Uma pesquisa com mais de 3.300 servidores públicos federais brasileiros mostra que a resposta não depende apenas da postura individual de cada profissional. As características das próprias organizações onde eles trabalham podem estimular ou dificultar essa disposição de proteger a administração pública.

O estudo foi desenvolvido por Luciana Cingolani, Gabriela Lotta (FGV EAESP), Mariana Costa Silveira, Alexandre Avila Gomide, Pedro Masson, Paula dos Santos Miranda e João Guedes-Neto, e publicado na revista International Review of Administrative Sciences. Os pesquisadores analisaram percepções durante o período entre 2019 e 2022 para entender quais fatores organizacionais influenciam a intenção de reagir a pressões políticas sobre a administração pública.

 Retrocesso democrático: como organizações públicas fortalecem a democracia

Quando uma organização oferece autonomia, respaldo institucional e mantém relações sólidas com atores externos, como outras organizações e a sociedade, os servidores demonstram maior disposição para agir diante de situações que possam comprometer a missão do órgão. Segundo os pesquisadores, essas características funcionam como uma espécie de proteção, aumentando a confiança para enfrentar pressões políticas.

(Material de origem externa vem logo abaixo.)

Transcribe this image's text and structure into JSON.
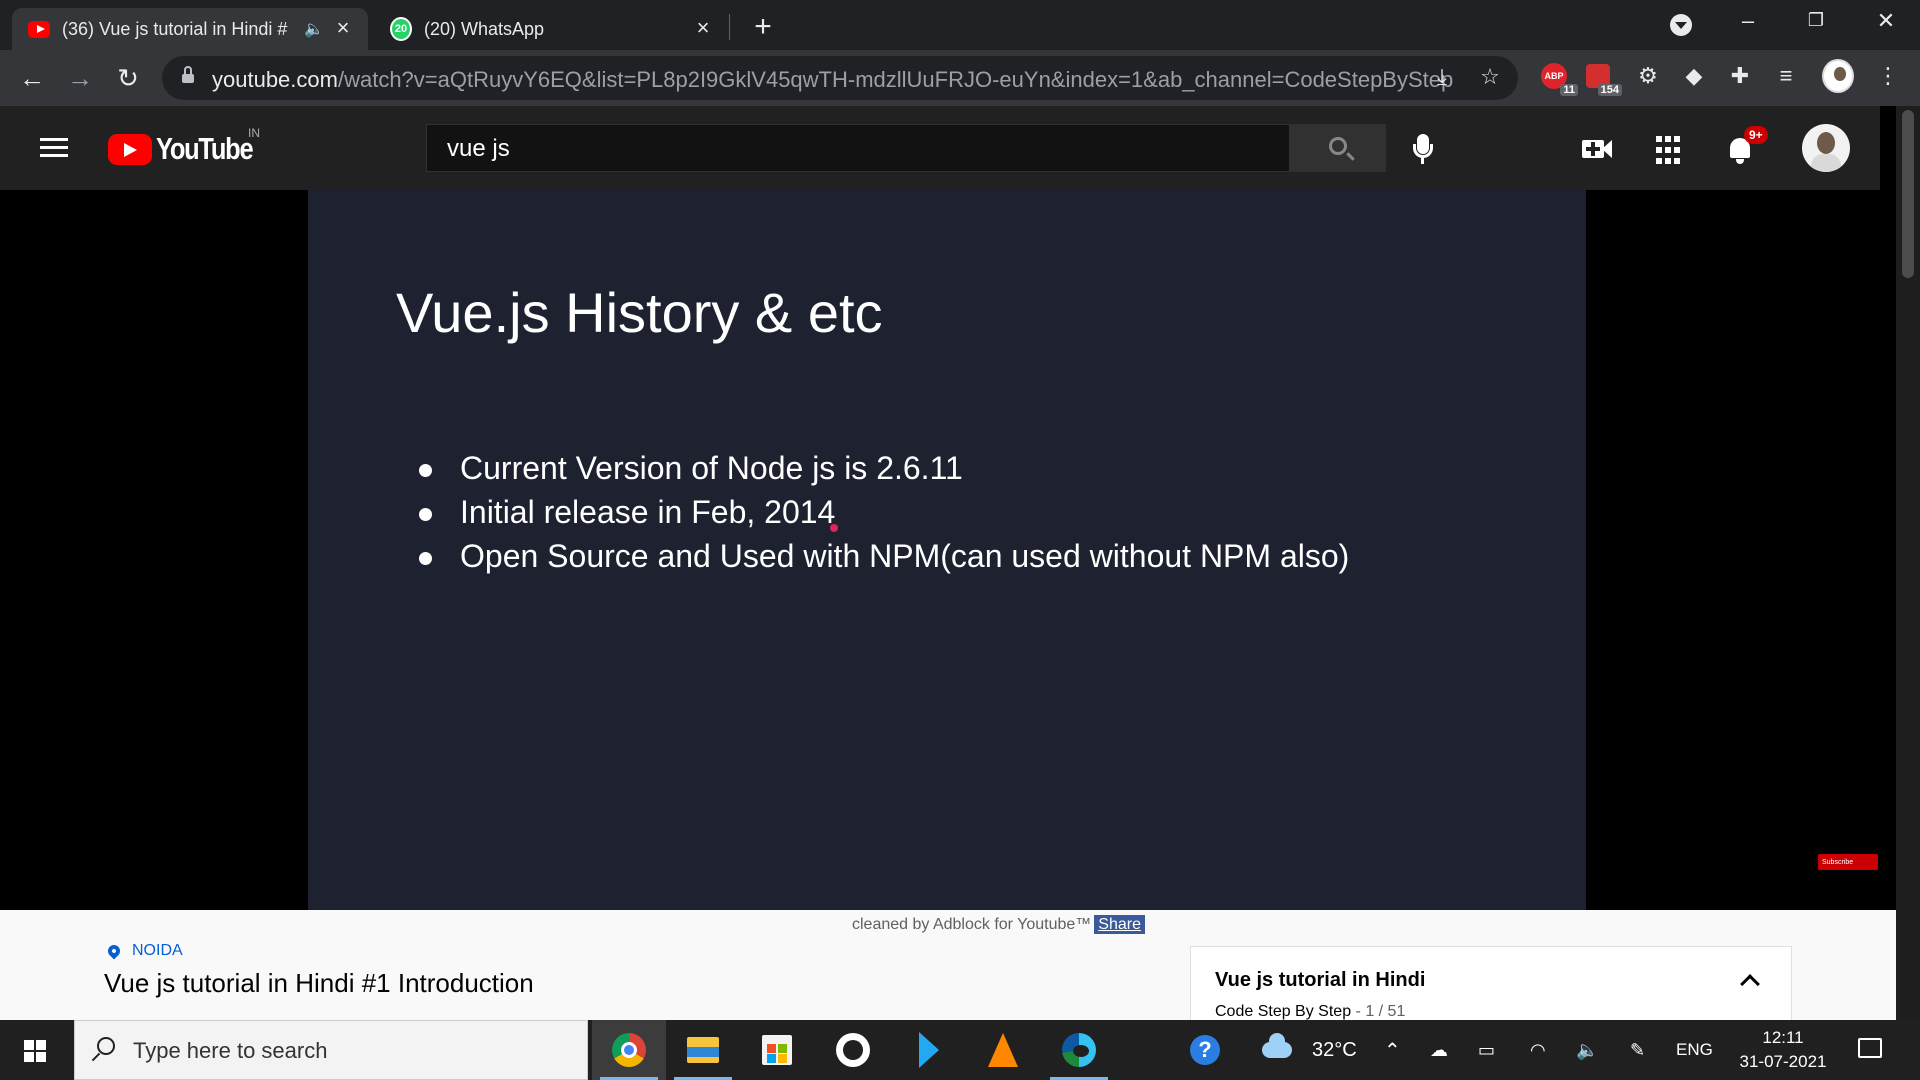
{
  "browser": {
    "tabs": [
      {
        "title": "(36) Vue js tutorial in Hindi #",
        "active": true,
        "favicon": "youtube-icon",
        "audio": true
      },
      {
        "title": "(20) WhatsApp",
        "active": false,
        "favicon": "whatsapp-icon",
        "badge": "20"
      }
    ],
    "new_tab": "+",
    "url_host": "youtube.com",
    "url_rest": "/watch?v=aQtRuyvY6EQ&list=PL8p2I9GklV45qwTH-mdzllUuFRJO-euYn&index=1&ab_channel=CodeStepByStep",
    "extensions": [
      {
        "name": "adblock-plus",
        "label": "ABP",
        "badge": "11"
      },
      {
        "name": "red-extension",
        "badge": "154"
      }
    ]
  },
  "youtube": {
    "logo_text": "YouTube",
    "country_code": "IN",
    "search_query": "vue js",
    "notification_count": "9+"
  },
  "video": {
    "slide_title": "Vue.js History & etc",
    "bullets": [
      "Current Version of Node js is 2.6.11",
      "Initial release in Feb, 2014",
      "Open Source and Used with NPM(can used without NPM also)"
    ],
    "watermark": "Subscribe"
  },
  "below_video": {
    "adblock_text": "cleaned by Adblock for Youtube™",
    "share_label": "Share",
    "location": "NOIDA",
    "title": "Vue js tutorial in Hindi #1 Introduction",
    "playlist_title": "Vue js tutorial in Hindi",
    "playlist_channel": "Code Step By Step",
    "playlist_position": "- 1 / 51"
  },
  "taskbar": {
    "search_placeholder": "Type here to search",
    "temperature": "32°C",
    "language": "ENG",
    "time": "12:11",
    "date": "31-07-2021"
  },
  "colors": {
    "youtube_red": "#ff0000",
    "slide_bg": "#1d2130",
    "link_blue": "#065fd4"
  }
}
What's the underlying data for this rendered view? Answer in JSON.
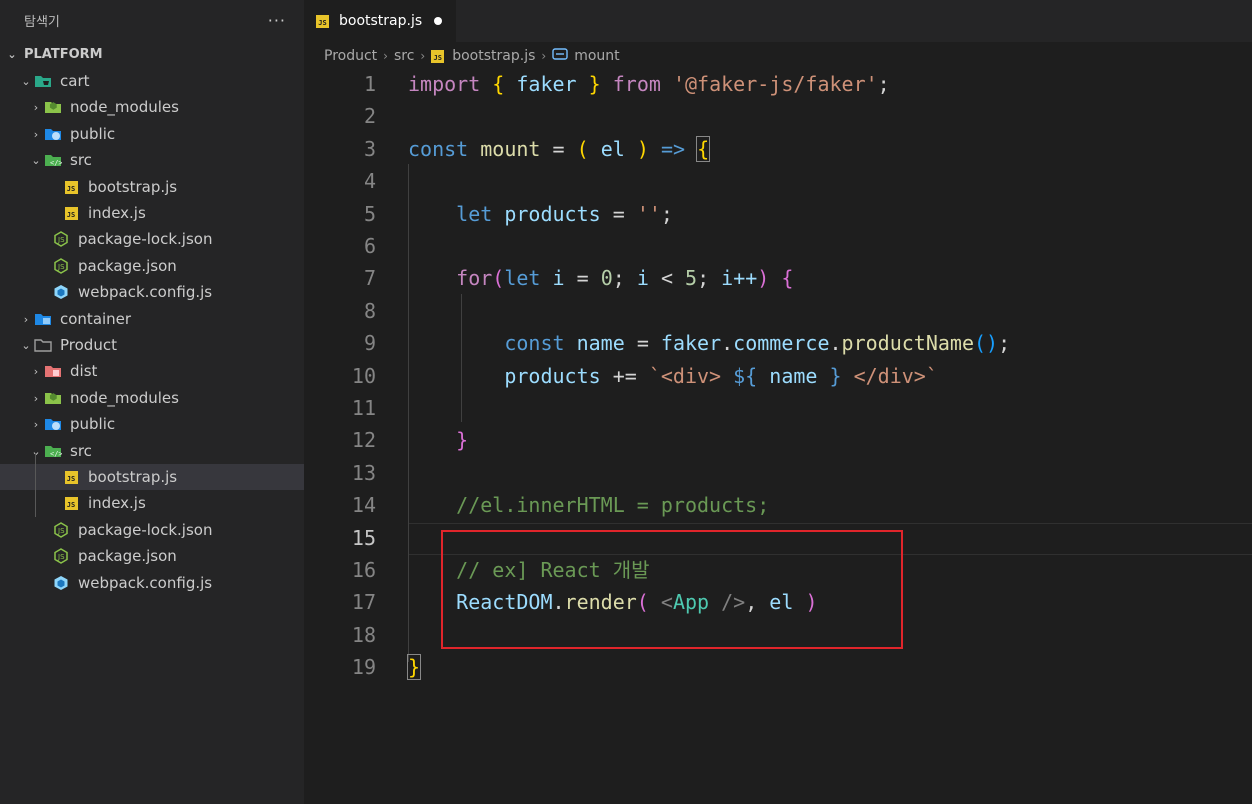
{
  "explorer": {
    "title": "탐색기",
    "more_icon": "more-actions-icon",
    "root_label": "PLATFORM",
    "items": [
      {
        "label": "cart",
        "icon": "folder-cart-icon",
        "expanded": true
      },
      {
        "label": "node_modules",
        "icon": "folder-node-icon"
      },
      {
        "label": "public",
        "icon": "folder-public-icon"
      },
      {
        "label": "src",
        "icon": "folder-src-icon",
        "expanded": true
      },
      {
        "label": "bootstrap.js",
        "icon": "js-file-icon"
      },
      {
        "label": "index.js",
        "icon": "js-file-icon"
      },
      {
        "label": "package-lock.json",
        "icon": "nodejs-icon"
      },
      {
        "label": "package.json",
        "icon": "nodejs-icon"
      },
      {
        "label": "webpack.config.js",
        "icon": "webpack-icon"
      },
      {
        "label": "container",
        "icon": "folder-container-icon"
      },
      {
        "label": "Product",
        "icon": "folder-icon",
        "expanded": true
      },
      {
        "label": "dist",
        "icon": "folder-dist-icon"
      },
      {
        "label": "node_modules",
        "icon": "folder-node-icon"
      },
      {
        "label": "public",
        "icon": "folder-public-icon"
      },
      {
        "label": "src",
        "icon": "folder-src-icon",
        "expanded": true
      },
      {
        "label": "bootstrap.js",
        "icon": "js-file-icon",
        "selected": true
      },
      {
        "label": "index.js",
        "icon": "js-file-icon"
      },
      {
        "label": "package-lock.json",
        "icon": "nodejs-icon"
      },
      {
        "label": "package.json",
        "icon": "nodejs-icon"
      },
      {
        "label": "webpack.config.js",
        "icon": "webpack-icon"
      }
    ]
  },
  "tab": {
    "label": "bootstrap.js",
    "modified": true
  },
  "breadcrumb": {
    "items": [
      "Product",
      "src",
      "bootstrap.js",
      "mount"
    ]
  },
  "editor": {
    "current_line": 15,
    "line_numbers": [
      "1",
      "2",
      "3",
      "4",
      "5",
      "6",
      "7",
      "8",
      "9",
      "10",
      "11",
      "12",
      "13",
      "14",
      "15",
      "16",
      "17",
      "18",
      "19"
    ],
    "lines": [
      "import { faker } from '@faker-js/faker';",
      "",
      "const mount = ( el ) => {",
      "",
      "    let products = '';",
      "",
      "    for(let i = 0; i < 5; i++) {",
      "",
      "        const name = faker.commerce.productName();",
      "        products += `<div> ${ name } </div>`",
      "",
      "    }",
      "",
      "    //el.innerHTML = products;",
      "",
      "    // ex] React 개발",
      "    ReactDOM.render( <App />, el )",
      "",
      "}"
    ],
    "tokens": {
      "l1": [
        "import",
        "{",
        "faker",
        "}",
        "from",
        "'@faker-js/faker'",
        ";"
      ],
      "l3": [
        "const",
        "mount",
        "=",
        "(",
        "el",
        ")",
        "=>",
        "{"
      ],
      "l5": [
        "let",
        "products",
        "=",
        "''",
        ";"
      ],
      "l7": [
        "for",
        "(",
        "let",
        "i",
        "=",
        "0",
        ";",
        "i",
        "<",
        "5",
        ";",
        "i++",
        ")",
        "{"
      ],
      "l9": [
        "const",
        "name",
        "=",
        "faker",
        ".",
        "commerce",
        ".",
        "productName",
        "()",
        ";"
      ],
      "l10": [
        "products",
        "+=",
        "`<div> ",
        "${",
        "name",
        "}",
        " </div>`"
      ],
      "l12": [
        "}"
      ],
      "l14": [
        "//el.innerHTML = products;"
      ],
      "l16": [
        "// ex] React 개발"
      ],
      "l17": [
        "ReactDOM",
        ".",
        "render",
        "(",
        "<",
        "App",
        "/>",
        ",",
        "el",
        ")"
      ],
      "l19": [
        "}"
      ]
    }
  },
  "annotation": {
    "color": "#e0252b"
  },
  "colors": {
    "editor_bg": "#1e1e1e",
    "sidebar_bg": "#252526",
    "selection_bg": "#37373d"
  }
}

Outro resultado importante foi a relevância do controle sobre recursos estratégicos. Organizações que possuem maior domínio sobre infraestrutura, informações e processos essenciais também tendem a oferecer maior segurança para que seus profissionais mantenham o foco em suas funções, mesmo diante de tentativas de interferência.

Por outro lado, a pesquisa revelou um resultado inesperado. Ambientes muito marcados pela uniformidade de pensamento e pelo forte alinhamento interno podem reduzir a disposição dos servidores para questionar decisões ou reagir a situações consideradas prejudiciais à instituição. Isso mostra que a coesão organizacional, embora importante, nem sempre favorece atitudes de proteção institucional.

Fortalecer organizações também fortalece a democracia

Os resultados indicam que preservar a democracia não depende apenas de leis ou da atuação de governantes. A forma como os órgãos públicos funcionam e são gerenciados também influencia sua capacidade de enfrentar momentos de instabilidade política.

Para os autores, investir em organizações públicas com autonomia, capacidade técnica e conexões com a sociedade pode aumentar sua resiliência diante de tentativas de enfraquecimento da administração pública. Ao mesmo tempo, o estudo alerta que não basta presumir que toda burocracia atuará automaticamente como defensora da democracia. A disposição para agir depende das condições oferecidas pelas organizações.